Düşünün, eylül ayındaki o yüzde 2,5'lik indirim piyasalarda nasıl bir rahatlama yaratmıştı; borsa yükselmiş, döviz kurları hafif soluklanmıştı. Ama şimdi, ekim ayı enflasyonuna dair ipuçları her zamankinden değerli. Eryılmaz'ın sözleri burada devreye giriyor: İndirim reel sektörü destekleyecekse 150 baz puan, yoksa 100 baz puanla sınırlı kalacak. Bu ayrım, sanayiciden çiftçiye, her kesimi etkiliyor; bir fabrika sahibi için faiz maliyeti düşerse üretim artar, ama şahin ton baskın çıkarsa temkinli yatırımlar devreye girer. Piyasalar, bu metni adeta bir dedektif gibi okuyacak; her kelime, bir ipucu taşıyor.

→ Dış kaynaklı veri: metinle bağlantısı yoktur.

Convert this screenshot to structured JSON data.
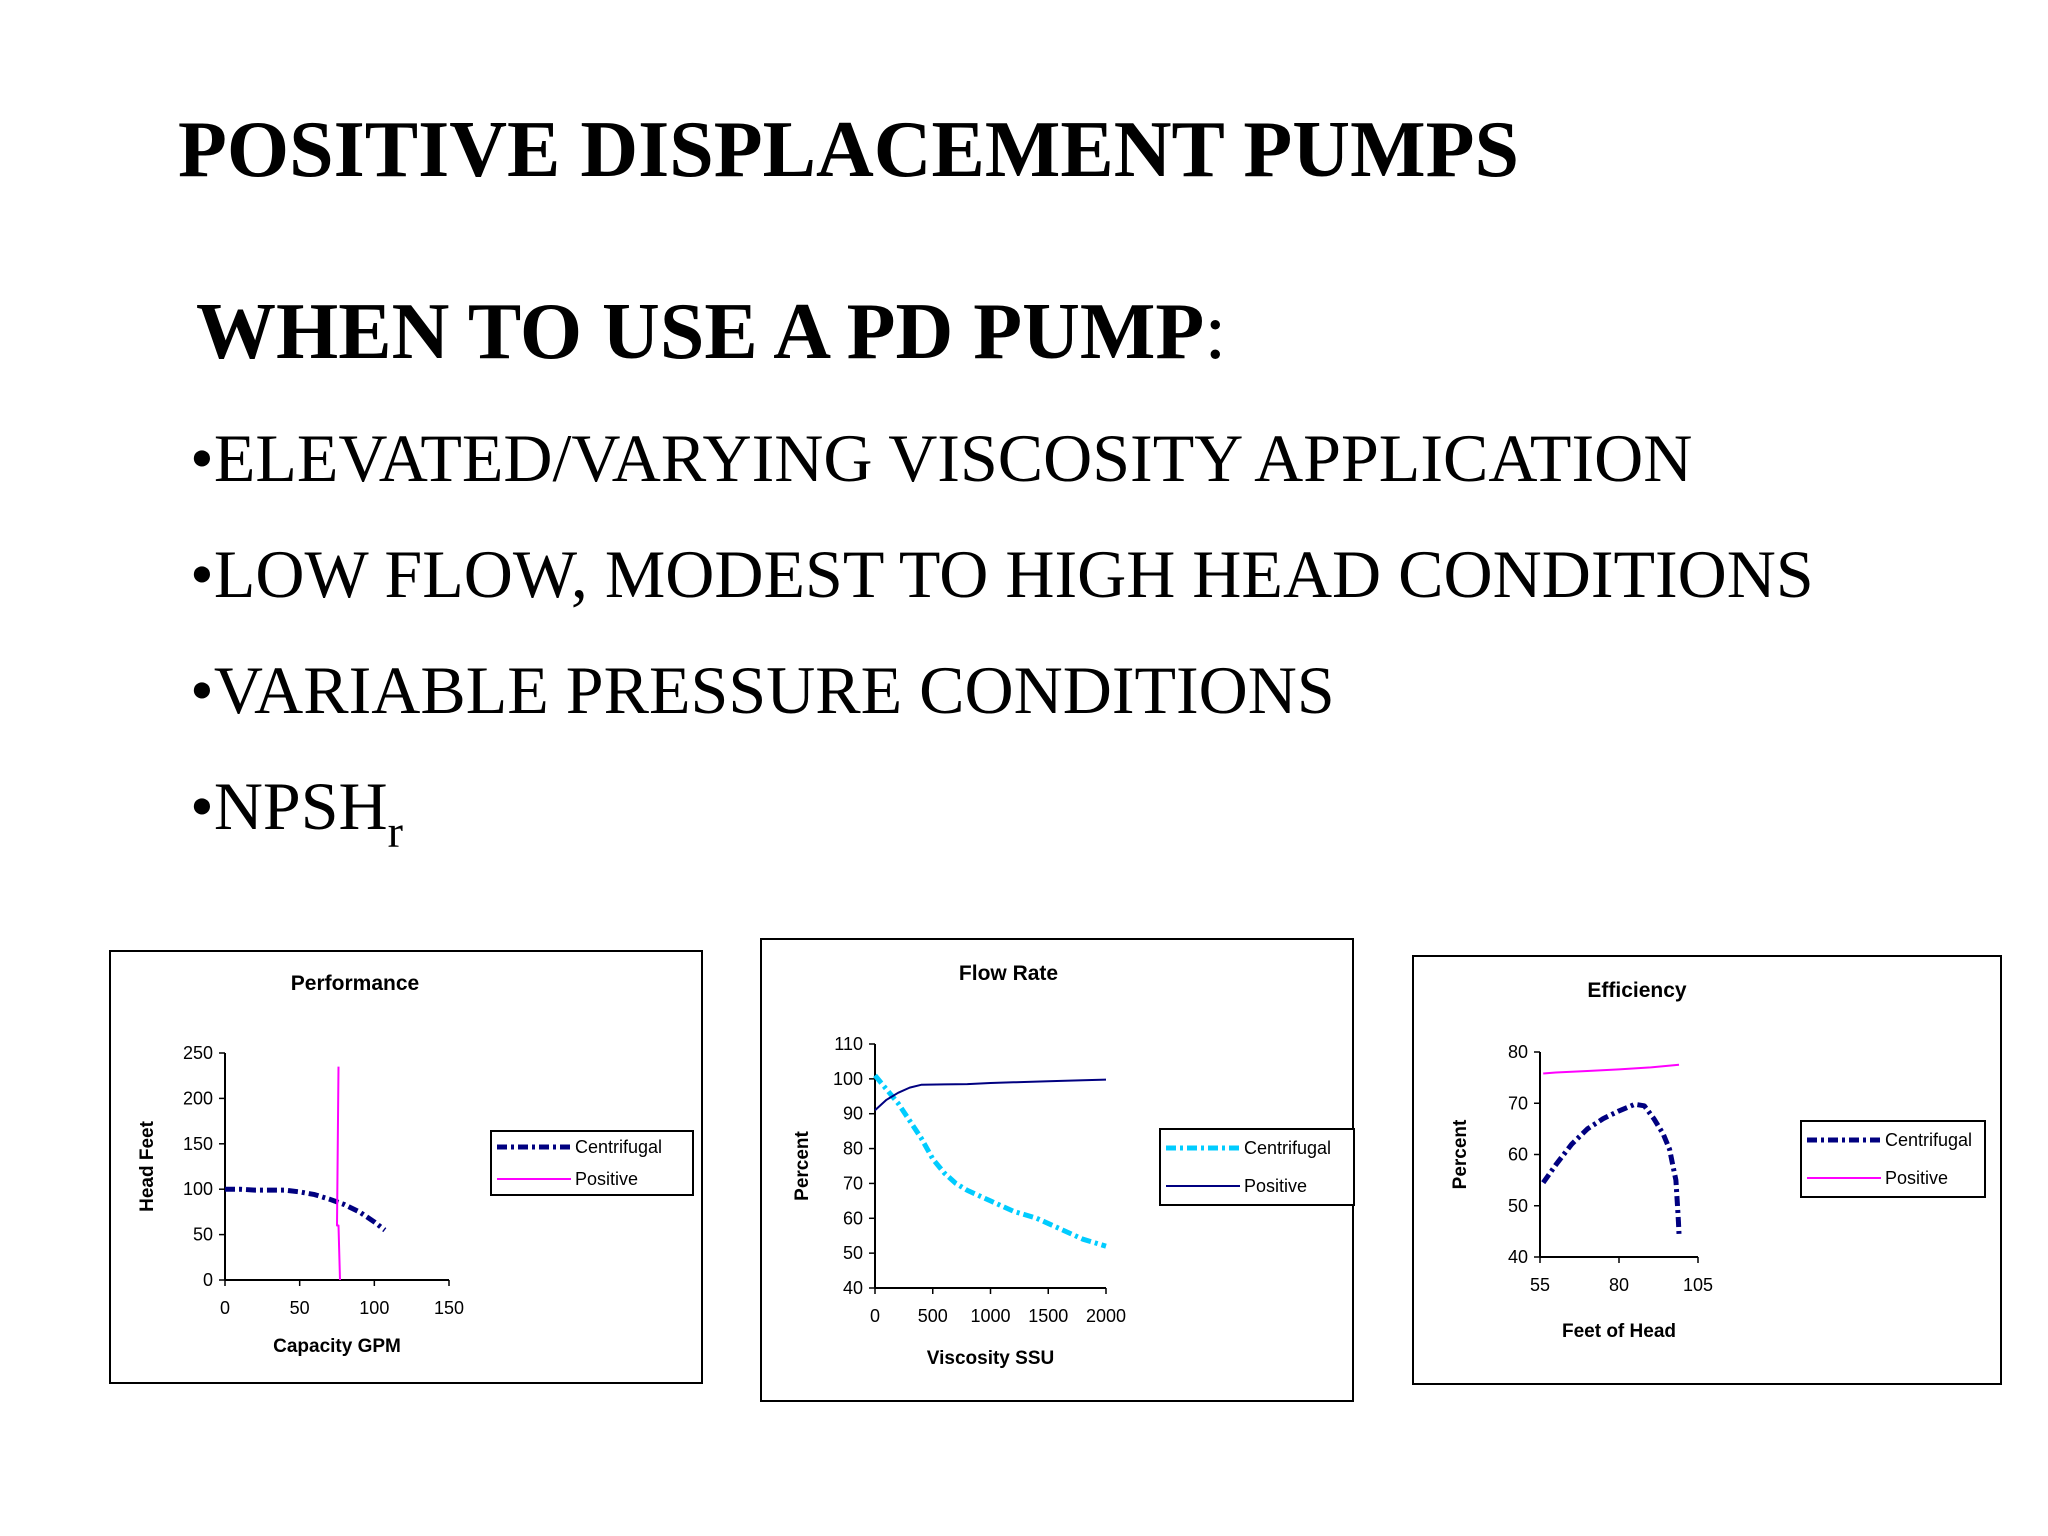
{
  "slide": {
    "title": "POSITIVE DISPLACEMENT PUMPS",
    "subtitle_strong": "WHEN TO USE A PD PUMP",
    "subtitle_colon": ":",
    "bullets": [
      {
        "bullet": "•",
        "text": "ELEVATED/VARYING VISCOSITY APPLICATION"
      },
      {
        "bullet": "•",
        "text": "LOW FLOW, MODEST TO HIGH HEAD CONDITIONS"
      },
      {
        "bullet": "•",
        "text": "VARIABLE PRESSURE CONDITIONS"
      },
      {
        "bullet": "•",
        "text": "NPSH",
        "sub": "r"
      }
    ]
  },
  "chart_data": [
    {
      "type": "line",
      "title": "Performance",
      "xlabel": "Capacity GPM",
      "ylabel": "Head Feet",
      "xlim": [
        0,
        150
      ],
      "ylim": [
        0,
        250
      ],
      "xticks": [
        "0",
        "50",
        "100",
        "150"
      ],
      "yticks": [
        "0",
        "50",
        "100",
        "150",
        "200",
        "250"
      ],
      "legend_position": "right",
      "series": [
        {
          "name": "Centrifugal",
          "color": "#000080",
          "style": "dash-dot",
          "x": [
            0,
            10,
            20,
            30,
            40,
            50,
            60,
            70,
            80,
            90,
            100,
            107
          ],
          "y": [
            100,
            100,
            99,
            99,
            99,
            97,
            94,
            89,
            83,
            75,
            64,
            55
          ]
        },
        {
          "name": "Positive",
          "color": "#ff00ff",
          "style": "solid",
          "x": [
            76,
            75,
            76,
            77
          ],
          "y": [
            235,
            60,
            60,
            0
          ]
        }
      ]
    },
    {
      "type": "line",
      "title": "Flow Rate",
      "xlabel": "Viscosity SSU",
      "ylabel": "Percent",
      "xlim": [
        0,
        2000
      ],
      "ylim": [
        40,
        110
      ],
      "xticks": [
        "0",
        "500",
        "1000",
        "1500",
        "2000"
      ],
      "yticks": [
        "40",
        "50",
        "60",
        "70",
        "80",
        "90",
        "100",
        "110"
      ],
      "legend_position": "right",
      "series": [
        {
          "name": "Centrifugal",
          "color": "#00ccff",
          "style": "dash-dot",
          "x": [
            0,
            100,
            200,
            300,
            400,
            500,
            600,
            700,
            800,
            1000,
            1200,
            1400,
            1600,
            1800,
            2000
          ],
          "y": [
            101,
            97,
            93,
            88,
            83,
            77,
            73,
            70,
            68,
            65,
            62,
            60,
            57,
            54,
            52
          ]
        },
        {
          "name": "Positive",
          "color": "#000080",
          "style": "solid",
          "x": [
            0,
            100,
            200,
            300,
            400,
            600,
            800,
            1000,
            1200,
            1500,
            1800,
            2000
          ],
          "y": [
            91,
            94,
            96,
            97.5,
            98.3,
            98.4,
            98.5,
            98.8,
            99,
            99.3,
            99.6,
            99.8
          ]
        }
      ]
    },
    {
      "type": "line",
      "title": "Efficiency",
      "xlabel": "Feet of Head",
      "ylabel": "Percent",
      "xlim": [
        55,
        105
      ],
      "ylim": [
        40,
        80
      ],
      "xticks": [
        "55",
        "80",
        "105"
      ],
      "yticks": [
        "40",
        "50",
        "60",
        "70",
        "80"
      ],
      "legend_position": "right",
      "series": [
        {
          "name": "Centrifugal",
          "color": "#000080",
          "style": "dash-dot",
          "x": [
            56,
            60,
            65,
            70,
            75,
            80,
            85,
            88,
            91,
            94,
            96,
            97,
            98,
            98.5,
            98.8,
            99
          ],
          "y": [
            54.5,
            58,
            62,
            65,
            67,
            68.5,
            69.8,
            69.5,
            67,
            64,
            61,
            58,
            55,
            50,
            47,
            44.5
          ]
        },
        {
          "name": "Positive",
          "color": "#ff00ff",
          "style": "solid",
          "x": [
            56,
            60,
            70,
            80,
            90,
            99
          ],
          "y": [
            75.8,
            76,
            76.3,
            76.6,
            77,
            77.5
          ]
        }
      ]
    }
  ]
}
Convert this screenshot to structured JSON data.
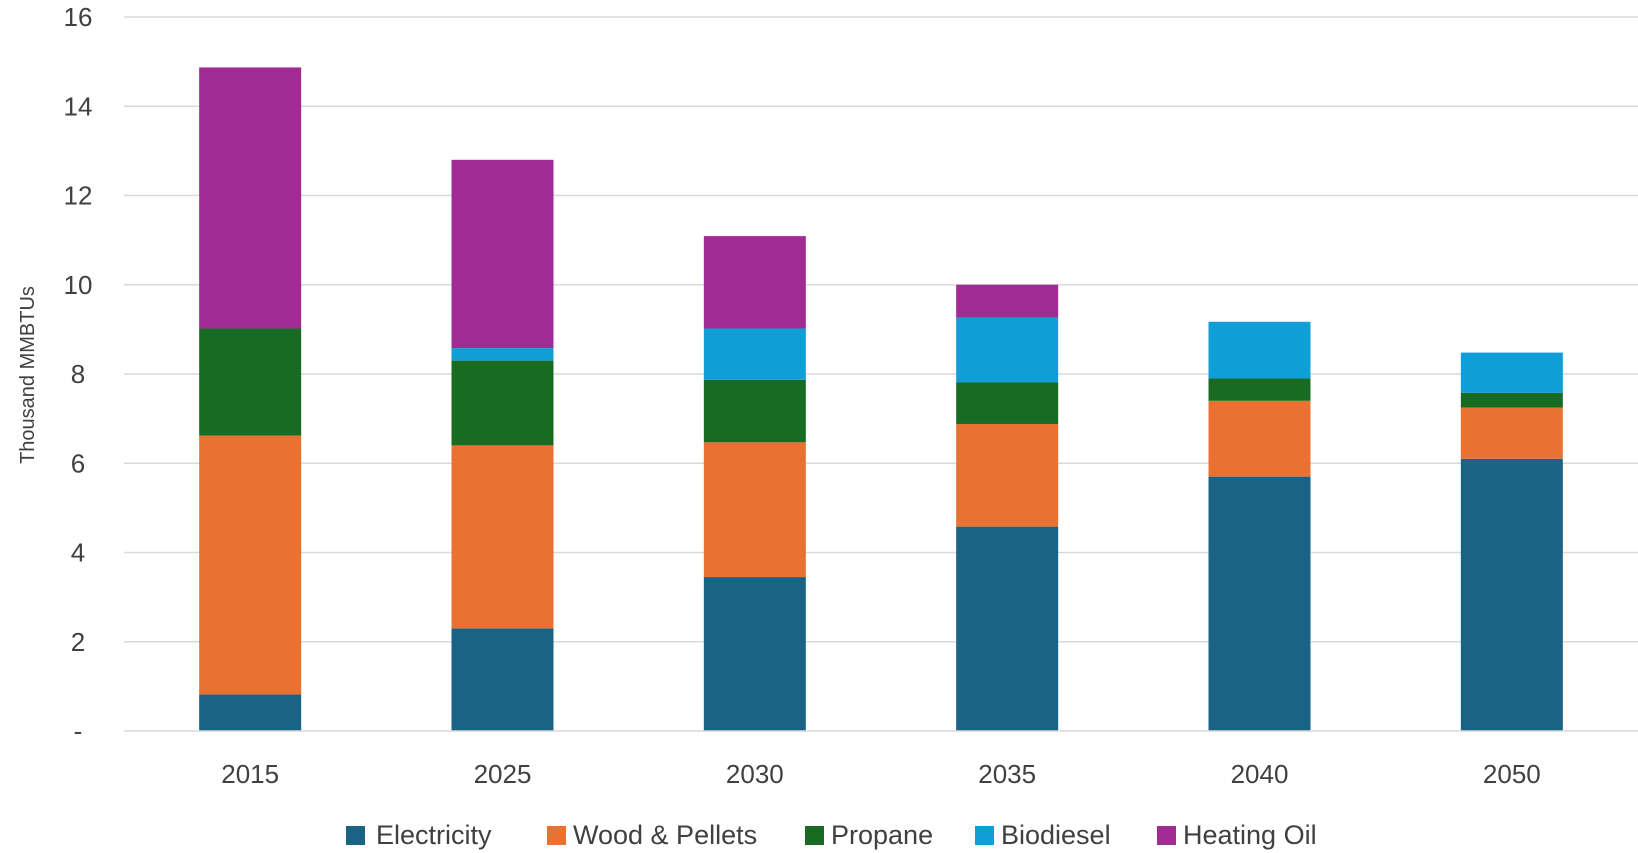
{
  "chart_data": {
    "type": "bar",
    "stacked": true,
    "categories": [
      "2015",
      "2025",
      "2030",
      "2035",
      "2040",
      "2050"
    ],
    "ylabel": "Thousand MMBTUs",
    "ylim": [
      0,
      16
    ],
    "yticks": [
      {
        "value": 0,
        "label": "-"
      },
      {
        "value": 2,
        "label": "2"
      },
      {
        "value": 4,
        "label": "4"
      },
      {
        "value": 6,
        "label": "6"
      },
      {
        "value": 8,
        "label": "8"
      },
      {
        "value": 10,
        "label": "10"
      },
      {
        "value": 12,
        "label": "12"
      },
      {
        "value": 14,
        "label": "14"
      },
      {
        "value": 16,
        "label": "16"
      }
    ],
    "grid": true,
    "legend_position": "bottom",
    "series": [
      {
        "name": "Electricity",
        "color": "#1a6384",
        "values": [
          0.82,
          2.3,
          3.45,
          4.58,
          5.7,
          6.1
        ]
      },
      {
        "name": "Wood & Pellets",
        "color": "#e97132",
        "values": [
          5.8,
          4.1,
          3.02,
          2.3,
          1.7,
          1.15
        ]
      },
      {
        "name": "Propane",
        "color": "#196b24",
        "values": [
          2.4,
          1.9,
          1.4,
          0.93,
          0.5,
          0.33
        ]
      },
      {
        "name": "Biodiesel",
        "color": "#0f9ed5",
        "values": [
          0.0,
          0.28,
          1.15,
          1.45,
          1.27,
          0.9
        ]
      },
      {
        "name": "Heating Oil",
        "color": "#a02b93",
        "values": [
          5.85,
          4.22,
          2.07,
          0.74,
          0.0,
          0.0
        ]
      }
    ]
  }
}
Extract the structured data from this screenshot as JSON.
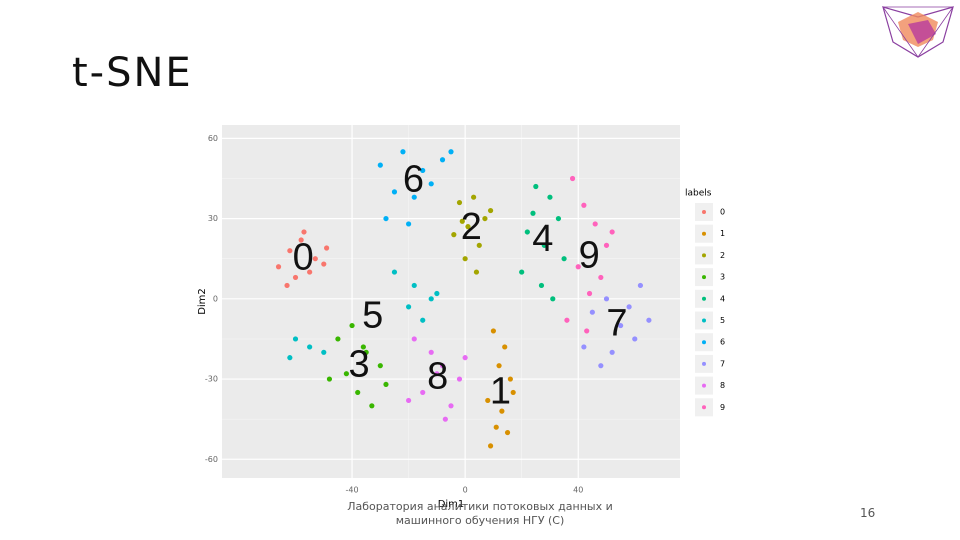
{
  "slide": {
    "title": "t-SNE",
    "footer": "Лаборатория аналитики потоковых данных и машинного обучения НГУ (С)",
    "page_number": "16"
  },
  "chart_data": {
    "type": "scatter",
    "x_label": "Dim1",
    "y_label": "Dim2",
    "legend_title": "labels",
    "legend": "right",
    "grid": true,
    "xlim": [
      -86,
      76
    ],
    "ylim": [
      -67,
      65
    ],
    "xticks": [
      -40,
      0,
      40
    ],
    "yticks": [
      60,
      30,
      0,
      -30,
      -60
    ],
    "annotations": [
      "0",
      "1",
      "2",
      "3",
      "4",
      "5",
      "6",
      "7",
      "8",
      "9"
    ],
    "series": [
      {
        "name": "0",
        "color": "#F8766D",
        "x": [
          -62,
          -58,
          -53,
          -49,
          -66,
          -60,
          -55,
          -50,
          -57,
          -63
        ],
        "values": [
          18,
          22,
          15,
          19,
          12,
          8,
          10,
          13,
          25,
          5
        ]
      },
      {
        "name": "1",
        "color": "#D89000",
        "x": [
          10,
          14,
          12,
          16,
          8,
          13,
          11,
          17,
          9,
          15
        ],
        "values": [
          -12,
          -18,
          -25,
          -30,
          -38,
          -42,
          -48,
          -35,
          -55,
          -50
        ]
      },
      {
        "name": "2",
        "color": "#A3A500",
        "x": [
          -2,
          3,
          7,
          1,
          -4,
          5,
          9,
          0,
          4,
          -1
        ],
        "values": [
          36,
          38,
          30,
          27,
          24,
          20,
          33,
          15,
          10,
          29
        ]
      },
      {
        "name": "3",
        "color": "#39B600",
        "x": [
          -45,
          -40,
          -35,
          -30,
          -48,
          -38,
          -33,
          -42,
          -28,
          -36
        ],
        "values": [
          -15,
          -10,
          -20,
          -25,
          -30,
          -35,
          -40,
          -28,
          -32,
          -18
        ]
      },
      {
        "name": "4",
        "color": "#00BF7D",
        "x": [
          25,
          30,
          33,
          22,
          28,
          35,
          20,
          27,
          31,
          24
        ],
        "values": [
          42,
          38,
          30,
          25,
          20,
          15,
          10,
          5,
          0,
          32
        ]
      },
      {
        "name": "5",
        "color": "#00BFC4",
        "x": [
          -25,
          -18,
          -12,
          -20,
          -15,
          -10,
          -60,
          -55,
          -50,
          -62
        ],
        "values": [
          10,
          5,
          0,
          -3,
          -8,
          2,
          -15,
          -18,
          -20,
          -22
        ]
      },
      {
        "name": "6",
        "color": "#00B0F6",
        "x": [
          -30,
          -22,
          -15,
          -8,
          -25,
          -18,
          -12,
          -28,
          -5,
          -20
        ],
        "values": [
          50,
          55,
          48,
          52,
          40,
          38,
          43,
          30,
          55,
          28
        ]
      },
      {
        "name": "7",
        "color": "#9590FF",
        "x": [
          45,
          50,
          55,
          60,
          65,
          52,
          48,
          58,
          42,
          62
        ],
        "values": [
          -5,
          0,
          -10,
          -15,
          -8,
          -20,
          -25,
          -3,
          -18,
          5
        ]
      },
      {
        "name": "8",
        "color": "#E76BF3",
        "x": [
          -18,
          -12,
          -8,
          -2,
          -15,
          -5,
          -10,
          -20,
          0,
          -7
        ],
        "values": [
          -15,
          -20,
          -25,
          -30,
          -35,
          -40,
          -28,
          -38,
          -22,
          -45
        ]
      },
      {
        "name": "9",
        "color": "#FF62BC",
        "x": [
          38,
          42,
          46,
          50,
          40,
          48,
          44,
          36,
          52,
          43
        ],
        "values": [
          45,
          35,
          28,
          20,
          12,
          8,
          2,
          -8,
          25,
          -12
        ]
      }
    ]
  }
}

Yarınki kararın yankıları, sadece faizle sınırlı kalmayacak. Enflasyonun ekim ayı verileri, metnin anahtarı; eğer piyasa beklentileri yönlendirilirse, yıl sonu tahminleri değişebilir. Eryılmaz, bu noktada Merkez Bankası'nın "pozitif reel faiz" vurgusunu öne çıkarıyor; bu, ekonomiyi canlandırma çabalarının bir parçası. Ama şahin metin, faiz artışı ihtimalini masada tutarsa, yatırımcılar pozisyonlarını gözden geçirecek. Hatırlayın, eylül indirimi sonrası döviz kurları nasıl hareketlenmişti; benzer bir senaryo, yarın yeniden sahneye çıkabilir.

Devlet Bahçeli'nin Beklenmedik Adımları Siyasi Dengeleri Nasıl Değiştirecek?
Devlet Bahçeli'nin Beklenmedik Adımları Siyasi Dengeleri Nasıl Değiştirecek?
İçeriği Görüntüle

Ekonominin bu ince dengesinde, her oyuncu rolünü oynuyor. Reel sektör, indirimden medet umarken, enflasyonun gölgesi herkesi tedirgin ediyor. Eryılmaz'ın 100-150 baz puan aralığı tahmini, bu tedirginliğin bir yansıması; sanki bir ip cambazlığı gibi, Merkez Bankası hem büyümeyi destekleyecek hem enflasyonu dizginleyecek. Metnin ilk paragrafı, bu cambazlığın ipini elinde tutan unsur. Piyasalar, yarın saat 14'ü beklerken, kahvehanelerden borsa salonlarına kadar sohbetler aynı: "Şahin mi olacak, yoksa yumuşak mı?"

Bu karar, sadece bir toplantı değil; ekonominin geleceğinin bir aynası. Eylül'deki yüzde 40,5 seviyesinden sonra, yarınki hamle enflasyonun ritmini belirleyecek. Eryılmaz'ın öngörüsü, bu ritmin şahin bir ezgi olacağını söylüyor; indirim gelecek ama temkinli. Politika metni, ekim enflasyonuna dair yönlendirmeyle piyasayı yatıştırırsa, borsa yeşile dönebilir; yoksa kırmızı alarm çalabilir. Yatırımcılar, yarınki açıklamayı beklerken ceplerini yokluyor; bir baz puan, binlerce liralık fark yaratıyor.

Yarınki toplantı, Merkez Bankası'nın elindeki kartları masaya serecek. Fatih Karahan'ın başkanlığında, PPK üyeleri bu hamleyi tartarken, Eryılmaz gibi ekonomistlerin sesi rehber oluyor. 100 baz puan mı, 150 mi? Şahin metin mi, yoksa enflasyonu yatıştıran bir ton mu? Bu soruların cevapları, yarından itibaren hayat bulacak. Piyasalar, bu cevabı ararken, hepimiz bir nefes tutmuşuz; çünkü faiz, sadece bir rakam değil, hepimizin cebindeki paranın kaderi.